In July, officials confirmed 49 cases of Guillain-Barré in the area. Most of these patients had previously been infected with Zika, dengue or chikungunya. (Read: How epidemiologists are tracking Zika's spread.)
In Salvador, Brazil’s third largest city, Dr. Manoel Sarno was among the first to report a sudden spike in microcephaly cases. In the space of two weeks in July, the maternal-fetal medicine specialist diagnosed 40 cases of microcephaly in developing fetuses or babies born to his patients. Normally, his practice would see five or six such babies in an entire year.
While the number of miscarriages has not been recorded, Sarno said he has seen a dramatic increase in these as well.
The surge was shocking, Sarno said, and its link to Zika was persuasive: fully 82% of these babies’ mothers recalled having had symptoms typical of Zika infection during their pregnancy, most during their first trimester. Questionnaires aimed at detecting other possible factors — such as alcohol consumption, socioeconomic status and medicines taken — found no other clear patterns, he said.
At least 4,443 suspected and confirmed cases of microcephaly have been tallied to date. Brazil has linked only 41 of those cases to laboratory-confirmed Zika infection in the mother, but the Health Ministry said it presumes most of the mothers of microcephalic babies were infected with the virus.

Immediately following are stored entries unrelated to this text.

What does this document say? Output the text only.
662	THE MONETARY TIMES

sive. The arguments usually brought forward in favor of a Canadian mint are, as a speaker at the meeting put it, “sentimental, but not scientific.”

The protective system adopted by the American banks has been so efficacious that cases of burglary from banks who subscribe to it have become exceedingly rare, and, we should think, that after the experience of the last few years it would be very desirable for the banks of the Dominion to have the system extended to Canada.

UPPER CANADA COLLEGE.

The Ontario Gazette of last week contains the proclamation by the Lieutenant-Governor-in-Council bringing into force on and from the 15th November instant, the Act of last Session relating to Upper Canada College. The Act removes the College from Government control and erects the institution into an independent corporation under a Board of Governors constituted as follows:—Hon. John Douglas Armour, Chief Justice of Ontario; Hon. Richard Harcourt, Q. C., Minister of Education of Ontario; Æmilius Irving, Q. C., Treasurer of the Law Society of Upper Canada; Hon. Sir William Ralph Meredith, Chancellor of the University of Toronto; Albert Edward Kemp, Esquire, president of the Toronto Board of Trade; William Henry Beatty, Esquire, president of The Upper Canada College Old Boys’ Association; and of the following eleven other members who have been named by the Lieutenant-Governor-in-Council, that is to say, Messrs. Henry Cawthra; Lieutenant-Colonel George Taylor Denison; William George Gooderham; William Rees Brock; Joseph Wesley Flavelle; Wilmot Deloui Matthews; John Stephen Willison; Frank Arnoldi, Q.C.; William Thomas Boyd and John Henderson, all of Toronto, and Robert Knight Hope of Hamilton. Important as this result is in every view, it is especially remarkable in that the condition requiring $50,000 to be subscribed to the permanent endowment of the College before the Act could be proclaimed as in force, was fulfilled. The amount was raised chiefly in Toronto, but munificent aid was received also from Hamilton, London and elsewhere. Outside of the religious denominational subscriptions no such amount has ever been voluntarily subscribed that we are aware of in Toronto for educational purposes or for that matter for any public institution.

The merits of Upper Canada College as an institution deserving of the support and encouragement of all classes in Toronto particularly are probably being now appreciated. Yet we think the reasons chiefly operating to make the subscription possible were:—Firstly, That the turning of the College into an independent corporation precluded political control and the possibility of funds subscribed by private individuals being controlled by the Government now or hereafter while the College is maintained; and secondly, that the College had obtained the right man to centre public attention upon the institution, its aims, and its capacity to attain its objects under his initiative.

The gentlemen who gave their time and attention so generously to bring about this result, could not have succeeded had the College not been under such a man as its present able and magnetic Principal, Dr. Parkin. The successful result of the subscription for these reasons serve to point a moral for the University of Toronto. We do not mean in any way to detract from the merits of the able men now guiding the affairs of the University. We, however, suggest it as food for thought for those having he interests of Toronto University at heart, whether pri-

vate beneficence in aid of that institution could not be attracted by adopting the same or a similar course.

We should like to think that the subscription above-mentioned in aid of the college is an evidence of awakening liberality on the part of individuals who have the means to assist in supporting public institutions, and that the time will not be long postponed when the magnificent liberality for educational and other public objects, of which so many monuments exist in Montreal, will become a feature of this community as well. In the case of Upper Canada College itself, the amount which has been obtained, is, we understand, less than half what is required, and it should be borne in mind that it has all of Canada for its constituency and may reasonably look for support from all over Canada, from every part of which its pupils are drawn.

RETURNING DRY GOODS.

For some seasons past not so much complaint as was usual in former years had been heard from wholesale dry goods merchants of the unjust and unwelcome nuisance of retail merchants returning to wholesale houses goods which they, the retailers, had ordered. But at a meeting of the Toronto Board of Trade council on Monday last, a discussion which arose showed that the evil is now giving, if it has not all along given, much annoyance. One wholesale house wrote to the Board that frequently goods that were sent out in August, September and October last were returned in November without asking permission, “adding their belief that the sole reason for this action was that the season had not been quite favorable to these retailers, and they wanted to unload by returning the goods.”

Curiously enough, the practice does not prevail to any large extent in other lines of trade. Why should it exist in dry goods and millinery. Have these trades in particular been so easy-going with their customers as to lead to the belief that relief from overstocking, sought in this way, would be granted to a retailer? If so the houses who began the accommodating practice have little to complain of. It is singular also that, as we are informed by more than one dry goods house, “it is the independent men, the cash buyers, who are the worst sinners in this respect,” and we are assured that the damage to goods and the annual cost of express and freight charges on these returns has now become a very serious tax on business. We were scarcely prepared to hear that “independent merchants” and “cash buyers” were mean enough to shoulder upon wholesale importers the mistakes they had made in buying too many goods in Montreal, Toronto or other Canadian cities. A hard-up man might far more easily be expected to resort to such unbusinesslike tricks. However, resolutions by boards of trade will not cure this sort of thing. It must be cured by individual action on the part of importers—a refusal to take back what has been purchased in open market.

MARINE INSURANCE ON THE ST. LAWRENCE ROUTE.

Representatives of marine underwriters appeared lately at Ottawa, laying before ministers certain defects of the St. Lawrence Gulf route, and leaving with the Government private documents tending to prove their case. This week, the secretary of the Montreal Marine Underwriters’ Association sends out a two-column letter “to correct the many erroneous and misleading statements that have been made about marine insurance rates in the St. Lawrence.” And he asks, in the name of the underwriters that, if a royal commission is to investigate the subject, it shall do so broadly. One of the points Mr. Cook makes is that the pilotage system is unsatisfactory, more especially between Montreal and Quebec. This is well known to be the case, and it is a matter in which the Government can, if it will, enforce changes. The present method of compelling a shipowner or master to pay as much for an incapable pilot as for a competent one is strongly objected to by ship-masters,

For now, there are no blood tests that can reliably confirm a past Zika infection. Even if there were, all it would provide epidemiologists is an association with microcephaly, not an explanation for it. (Read: How a diagnostic tool can help trace the spread of Zika.)
Many mothers of affected newborns may have been infected with other viruses in addition to Zika. Viral co-infections can sometimes have synergistic effects, a possibility that scientists will explore.

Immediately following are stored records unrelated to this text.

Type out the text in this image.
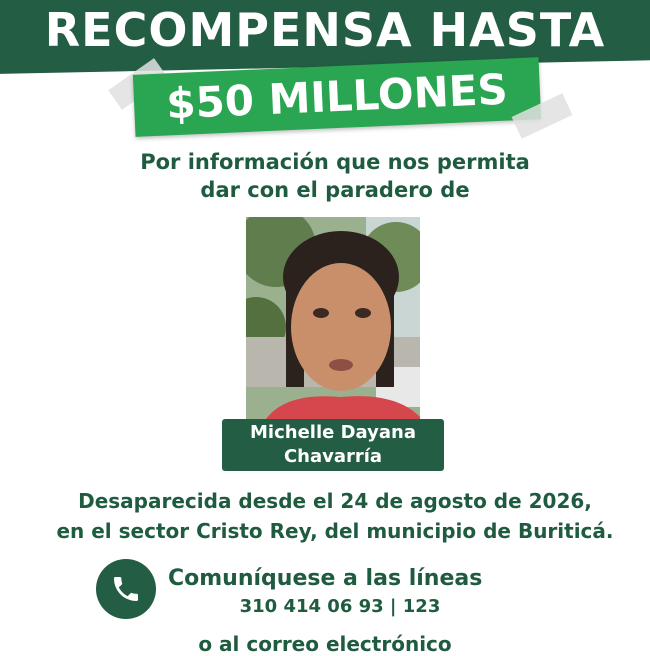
RECOMPENSA HASTA
$50 MILLONES
Por información que nos permita
dar con el paradero de
Michelle Dayana
Chavarría
Desaparecida desde el 24 de agosto de 2026,
en el sector Cristo Rey, del municipio de Buriticá.
Comuníquese a las líneas
310 414 06 93 | 123
o al correo electrónico
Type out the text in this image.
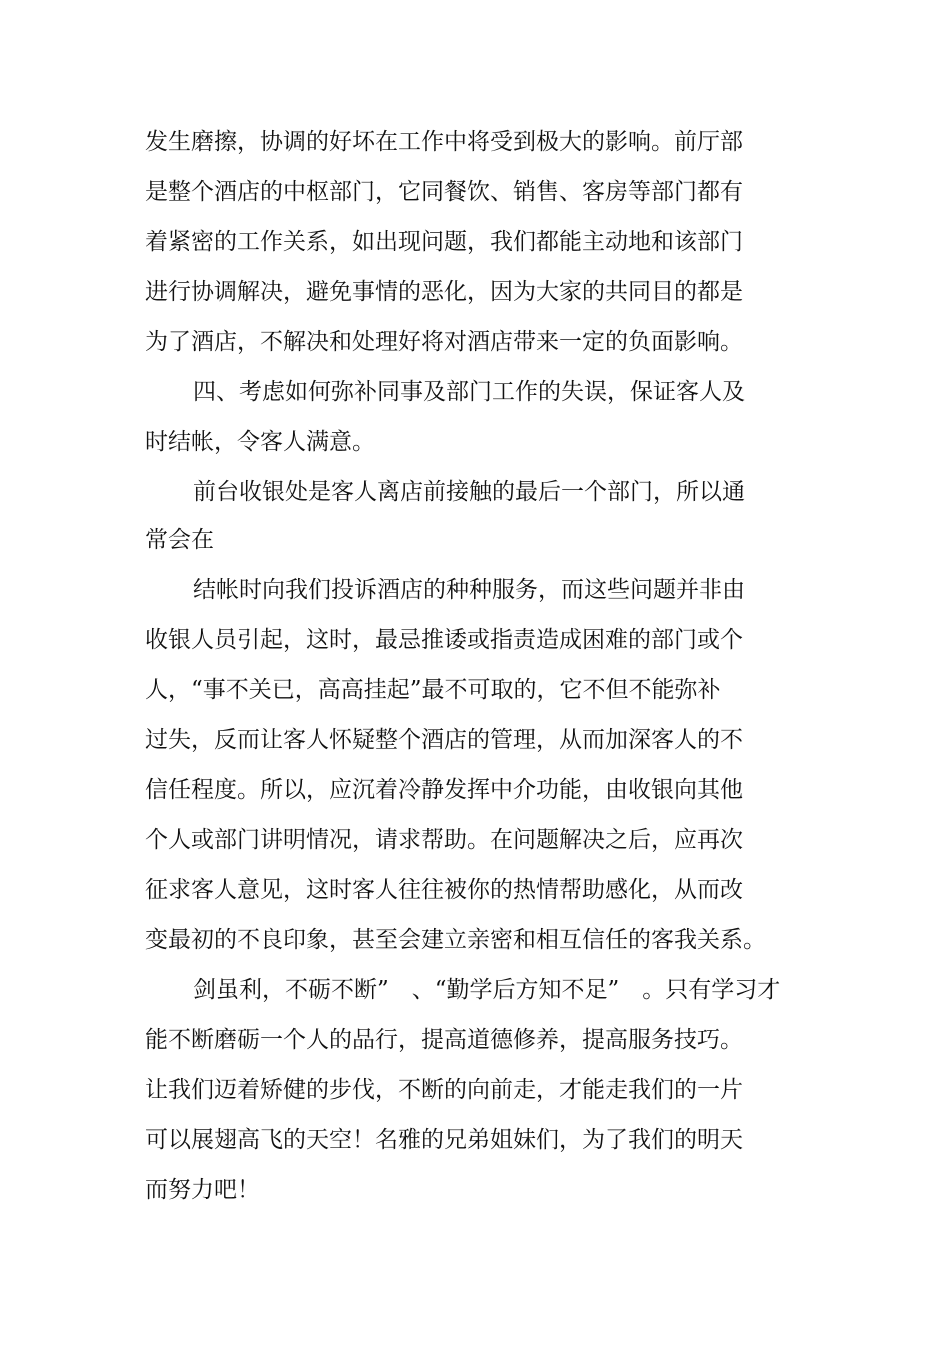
发生磨擦，协调的好坏在工作中将受到极大的影响。前厅部
是整个酒店的中枢部门，它同餐饮、销售、客房等部门都有
着紧密的工作关系，如出现问题，我们都能主动地和该部门
进行协调解决，避免事情的恶化，因为大家的共同目的都是
为了酒店，不解决和处理好将对酒店带来一定的负面影响。
四、考虑如何弥补同事及部门工作的失误，保证客人及
时结帐，令客人满意。
前台收银处是客人离店前接触的最后一个部门，所以通
常会在
结帐时向我们投诉酒店的种种服务，而这些问题并非由
收银人员引起，这时，最忌推诿或指责造成困难的部门或个
人，“事不关已，高高挂起”最不可取的，它不但不能弥补
过失，反而让客人怀疑整个酒店的管理，从而加深客人的不
信任程度。所以，应沉着冷静发挥中介功能，由收银向其他
个人或部门讲明情况，请求帮助。在问题解决之后，应再次
征求客人意见，这时客人往往被你的热情帮助感化，从而改
变最初的不良印象，甚至会建立亲密和相互信任的客我关系。
剑虽利，不砺不断”　、“勤学后方知不足”　。只有学习才
能不断磨砺一个人的品行，提高道德修养，提高服务技巧。
让我们迈着矫健的步伐，不断的向前走，才能走我们的一片
可以展翅高飞的天空！名雅的兄弟姐妹们，为了我们的明天
而努力吧！
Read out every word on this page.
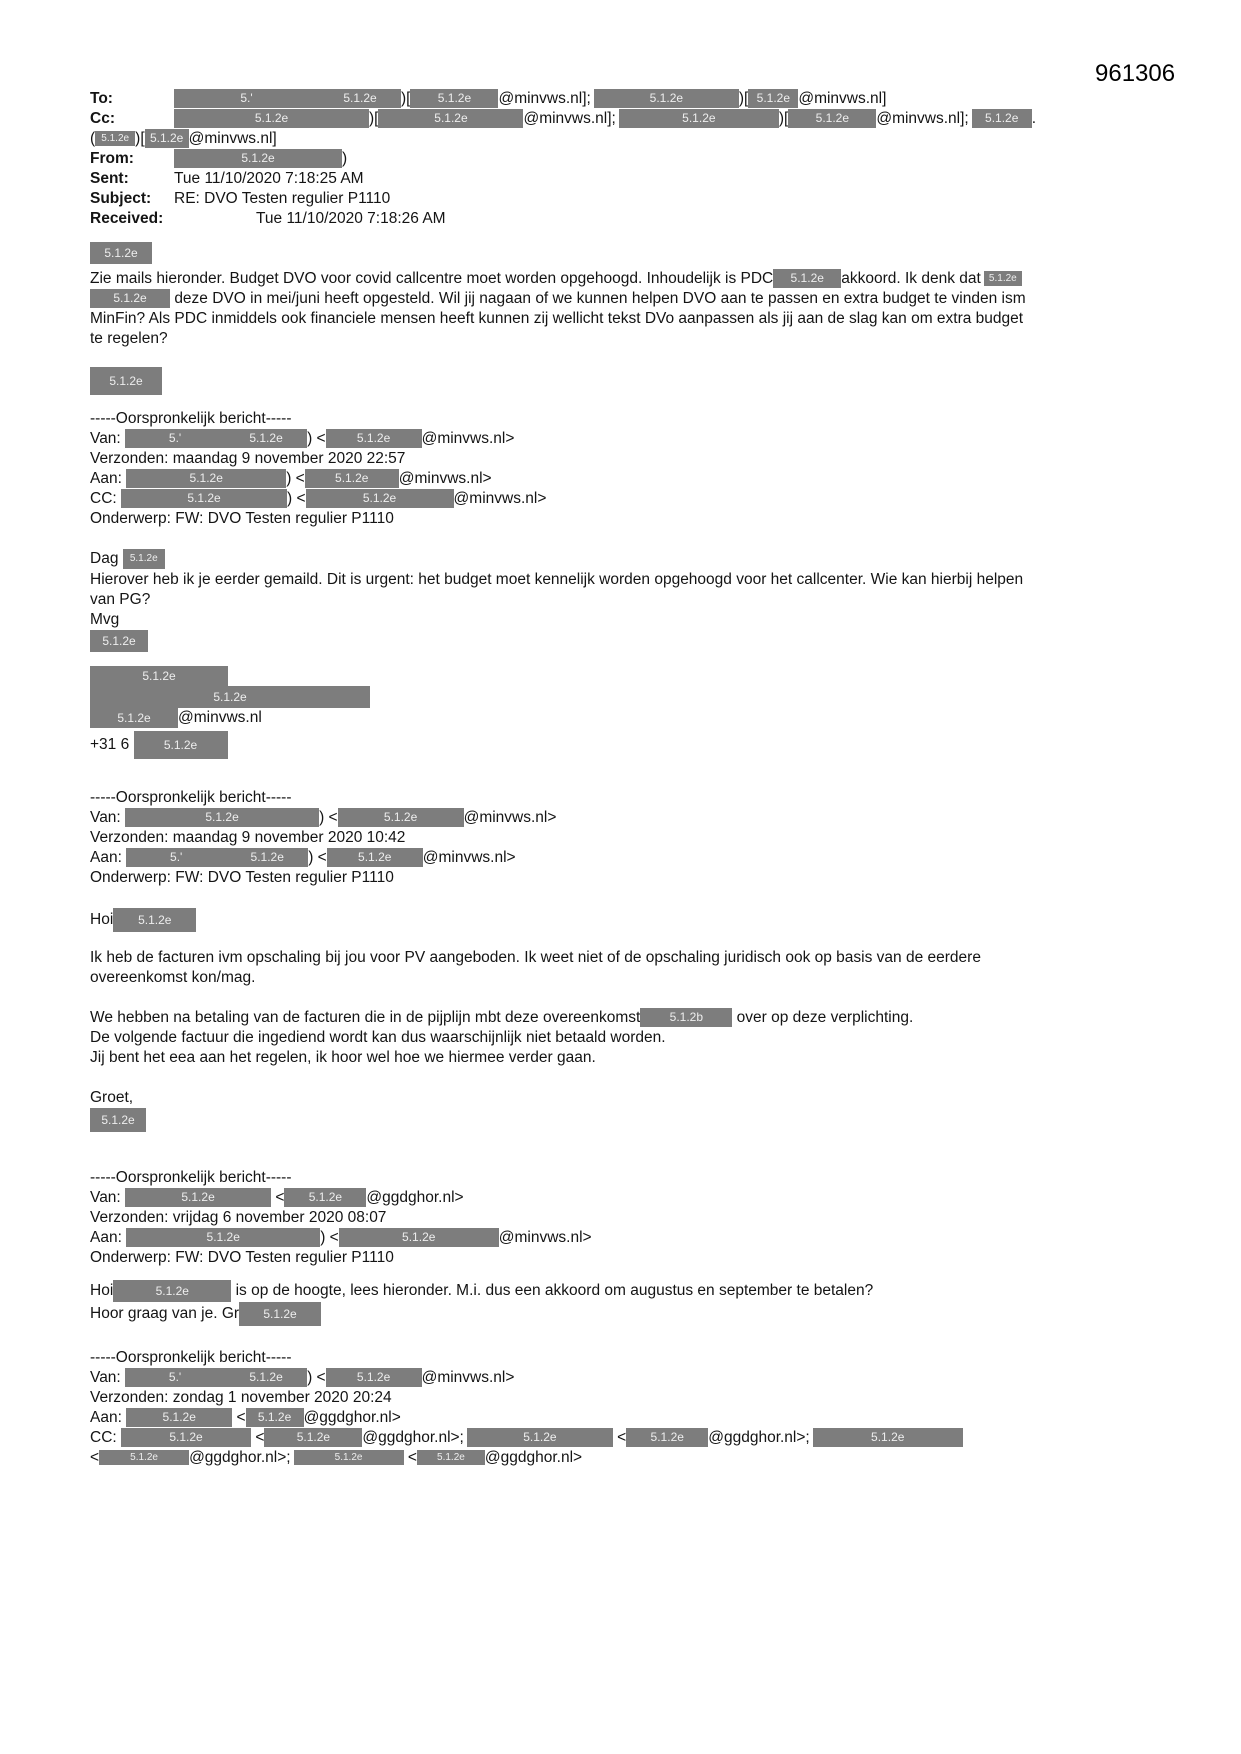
961306
To:	5.'	5.1.2e )[ 5.1.2e @minvws.nl];	5.1.2e	)[ 5.1.2e @minvws.nl]
Cc:	5.1.2e	)[	5.1.2e	@minvws.nl];	5.1.2e	)[ 5.1.2e @minvws.nl]; 5.1.2e .
( 5.1.2e )[ 5.1.2e @minvws.nl]
From:	5.1.2e	)
Sent:	Tue 11/10/2020 7:18:25 AM
Subject: RE: DVO Testen regulier P1110
Received:	Tue 11/10/2020 7:18:26 AM
5.1.2e
Zie mails hieronder. Budget DVO voor covid callcentre moet worden opgehoogd. Inhoudelijk is PDC 5.1.2e akkoord. Ik denk dat 5.1.2e
5.1.2e deze DVO in mei/juni heeft opgesteld. Wil jij nagaan of we kunnen helpen DVO aan te passen en extra budget te vinden ism
MinFin? Als PDC inmiddels ook financiele mensen heeft kunnen zij wellicht tekst DVo aanpassen als jij aan de slag kan om extra budget
te regelen?
5.1.2e
-----Oorspronkelijk bericht-----
Van:	5.'	5.1.2e ) <	5.1.2e @minvws.nl>
Verzonden: maandag 9 november 2020 22:57
Aan:	5.1.2e	) <	5.1.2e @minvws.nl>
CC:	5.1.2e	) <	5.1.2e	@minvws.nl>
Onderwerp: FW: DVO Testen regulier P1110
Dag 5.1.2e
Hierover heb ik je eerder gemaild. Dit is urgent: het budget moet kennelijk worden opgehoogd voor het callcenter. Wie kan hierbij helpen
van PG?
Mvg
5.1.2e
5.1.2e
5.1.2e
5.1.2e @minvws.nl
+31 6	5.1.2e
-----Oorspronkelijk bericht-----
Van:	5.1.2e	) <	5.1.2e	@minvws.nl>
Verzonden: maandag 9 november 2020 10:42
Aan:	5.'	5.1.2e ) <	5.1.2e @minvws.nl>
Onderwerp: FW: DVO Testen regulier P1110
Hoi 5.1.2e
Ik heb de facturen ivm opschaling bij jou voor PV aangeboden. Ik weet niet of de opschaling juridisch ook op basis van de eerdere
overeenkomst kon/mag.
We hebben na betaling van de facturen die in de pijplijn mbt deze overeenkomst 5.1.2b over op deze verplichting.
De volgende factuur die ingediend wordt kan dus waarschijnlijk niet betaald worden.
Jij bent het eea aan het regelen, ik hoor wel hoe we hiermee verder gaan.
Groet,
5.1.2e
-----Oorspronkelijk bericht-----
Van:	5.1.2e	< 5.1.2e @ggdghor.nl>
Verzonden: vrijdag 6 november 2020 08:07
Aan:	5.1.2e	) <	5.1.2e	@minvws.nl>
Onderwerp: FW: DVO Testen regulier P1110
Hoi	5.1.2e	is op de hoogte, lees hieronder. M.i. dus een akkoord om augustus en september te betalen?
Hoor graag van je. Gr 5.1.2e
-----Oorspronkelijk bericht-----
Van:	5.'	5.1.2e ) <	5.1.2e @minvws.nl>
Verzonden: zondag 1 november 2020 20:24
Aan:	5.1.2e < 5.1.2e @ggdghor.nl>
CC:	5.1.2e	<	5.1.2e @ggdghor.nl>;	5.1.2e	< 5.1.2e @ggdghor.nl>;	5.1.2e
<	5.1.2e @ggdghor.nl>;	5.1.2e	< 5.1.2e @ggdghor.nl>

Health officials are also considering the possibility that an environmental toxin bears some responsibility for the microcephaly cases. The Brazilian state of Rio Grande do Sul recently suspended use of pyriproxyfen, a larvicide used to control mosquitoes that was introduced in 2014. Although that timing syncs up with the rise of microcephaly, scientists say the biological process pyriproxyfen disrupts in insects has no analog in humans, so it’s unlikely this particular pesticide played a role.
Another potential scenario is that Brazilian women are more likely to have a genetic variant that increases the risk of microcephaly when they contract Zika during pregnancy.
All of these could be the case, or none.
For now, epidemiologists have their hands full trying to nail down some basic facts.
To build a case against Zika, they need to know what the “background rate” of microcephaly in Brazilian babies was before the current spike, and how often those microcephaly cases were linked to infections that can cause birth defects, like cytomegalovirus, rubella and toxoplasmosis. (Read: Key riddles remain about how Zika might lead to microcephaly.)
They also need to know how many pregnant women must be infected with Zika to produce one microcephalic child, as well as the point during pregnancy when infection has to occur.
Another key piece of evidence is the number of microcephalic babies that are born to women with no history of Zika infection.
Unlike many countries now contending with Zika virus infection, Brazil has a well-functioning public health system. But officials there are still unsure how much of the spike in microcephaly is due to increased reporting by doctors and how many cases ought to be ascribed to other infections known to cause fetal brain abnormalities.
Until more evidence is in hand, there will be uncertainty as to whether, how often, and in whom Zika infection causes microcephaly.
“There’s so much that we don’t know, and that we need to know,” Ko said.